Assim é que por aqui também parece existir a polarização entre os partidos Democrata e Republicano dos Estados Unidos, especialmente o confronto das políticas identitárias fomentadas desde os anos 80, sob a hegemonia do clã dos Clintons, apoiadas pelas estratégias dos grandes especuladores financeiros do tipo George Soros e outros, versus uma outra casta de financistas aliada ao presidente Trump.

Os democratas norte-americanos, afirma Mark Lilla, teriam abandonado as grandes linhas de administração e políticas que falavam para o conjunto da nação e assumiram a orientação multiculturalista de parcelas da sociedade, que passaram a condenar as grandes maiorias sociais por injustiças cometidas às chamadas minorias.

Abandonaram “a ideia e a visão central da nação, do sentimento de solidariedade, do espírito de oportunidade para todos e do dever público, perdendo o sentido do que compartilhamos como cidadãos e do que nos une como nação”, afirma Lilla.

Nos anos 60, prossegue, a luta pelos Direitos Civis significava a batalha de grandes grupos de pessoas em defesa dos direitos das mulheres, contra o racismo, pelo reconhecimento efetivo das minorias, que tinha a simpatia e adesão entusiasmada das grandes maiorias sociais.

Mas nos anos 80, continua o cientista político norte-americano, essa política cedeu lugar a uma pseudopolítica de autoestima e de autodefinição cada vez mais estreita, autocentrada e excludente, promovendo sucessivas fragmentações internas, visões tribais, e, por óbvio, a condenação das grandes maiorias que não pertenciam às especificidades classificadas, que seriam responsáveis pelas alegadas injustiças históricas, fazendo voltar-se a juventude para a própria interioridade e praticamente condenando o mundo exterior não pertencente aos grupos identitários.

Assim, o identitarismo passou a ser visto pelas maiorias sociais como uma doutrina professada basicamente por determinados setores das elites urbanas instruídas, sem contato com o resto do país, cujos esforços se resumem em zelar e alimentar movimentos hipersensíveis, que dissipam, em vez de concentrar, as energias da sociedade como um todo.

O identitarismo, ao contrário de negar as agendas do neoliberalismo radical, reforça-o, afirma Lilla, porque reduz o espírito da comunidade nacional ao indivíduo, ao grupo.

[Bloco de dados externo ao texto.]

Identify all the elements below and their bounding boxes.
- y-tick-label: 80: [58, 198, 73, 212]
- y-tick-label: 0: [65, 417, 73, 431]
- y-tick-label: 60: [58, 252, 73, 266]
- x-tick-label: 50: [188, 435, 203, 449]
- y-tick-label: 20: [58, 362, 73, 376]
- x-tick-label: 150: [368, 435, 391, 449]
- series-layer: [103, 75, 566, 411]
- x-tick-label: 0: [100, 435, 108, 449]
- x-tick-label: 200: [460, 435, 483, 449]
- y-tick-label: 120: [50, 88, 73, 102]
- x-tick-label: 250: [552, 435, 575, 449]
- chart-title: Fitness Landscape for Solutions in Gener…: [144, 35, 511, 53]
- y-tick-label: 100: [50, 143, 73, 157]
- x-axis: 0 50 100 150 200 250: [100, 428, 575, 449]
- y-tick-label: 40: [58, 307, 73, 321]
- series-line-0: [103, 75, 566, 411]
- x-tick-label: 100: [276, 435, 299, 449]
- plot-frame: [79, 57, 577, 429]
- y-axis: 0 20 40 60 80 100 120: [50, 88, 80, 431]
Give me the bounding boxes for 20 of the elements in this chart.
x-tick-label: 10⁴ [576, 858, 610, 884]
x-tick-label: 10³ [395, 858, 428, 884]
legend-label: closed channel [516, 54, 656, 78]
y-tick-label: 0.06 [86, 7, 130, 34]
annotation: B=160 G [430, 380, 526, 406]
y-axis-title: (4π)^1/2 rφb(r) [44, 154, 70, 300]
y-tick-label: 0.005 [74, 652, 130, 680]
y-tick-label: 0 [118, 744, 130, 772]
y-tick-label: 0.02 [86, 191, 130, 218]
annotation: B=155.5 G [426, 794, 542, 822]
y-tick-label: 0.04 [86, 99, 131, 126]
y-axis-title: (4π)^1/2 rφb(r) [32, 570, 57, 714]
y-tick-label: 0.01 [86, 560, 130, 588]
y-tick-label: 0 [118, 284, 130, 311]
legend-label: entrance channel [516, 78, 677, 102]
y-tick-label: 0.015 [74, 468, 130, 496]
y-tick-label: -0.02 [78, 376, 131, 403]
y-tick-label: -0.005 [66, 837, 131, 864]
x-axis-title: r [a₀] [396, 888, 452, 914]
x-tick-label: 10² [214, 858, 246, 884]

Em consequência, o identitarismo deixou de ser um projeto político relevante e se metamorfoseou num programa de evangelização.

Espertamente, Donald Trump tirou proveito da crise estrutural, da desindustrialização que vivem os EUA e pôs a culpa nos democratas, sob a orientação do estrategista e marqueteiro Steve Bannon. O mesmo que atuou nas eleições no Brasil.

As políticas identitárias atuais dos democratas e o discurso demagógico, chauvinista da ala direita republicana de Donald Trump representam um dos tempos mais medíocres da história dos Estados Unidos.

De tal forma é a influência dessas duas correntes em disputa nos EUA, aqui no Brasil, que jornalistas e analistas afirmam que os blogs, portais, a grande mídia e o mundo da política nativa encontram-se cada vez mais alinhados e semelhantes à linha dos democratas e republicanos norte-americanos.

Exatamente nas coisas eivadas de uma carga ideologizada fora da realidade, que serve a interesses que promovem a desunião do povo brasileiro tais como uma antropologia binária, que não é a nossa formação histórica policrômica, mestiça, a nossa visão de um Estado laico, a tradição do culto de sincretismos religiosos tradicionais celebrados em muitas manifestações populares como as afro-católicas, por exemplo.

Assim como o alinhamento a um neoliberalismo extremado da Escola de Chicago que já não é praticado nem nos EUA, onde se pauta a independência do Banco Central, mas não o dos EUA, eufemismo para doação do nosso BC às finanças globais, uma reforma da Previdência Social que privilegia o sistema financeiro, penaliza a classe média e os pobres, privatização de empresas estatais estratégicas, etc., etc.

A política externa é alinhada, com as tintas de religiosidade puritana, à visão supremacista do governo Trump.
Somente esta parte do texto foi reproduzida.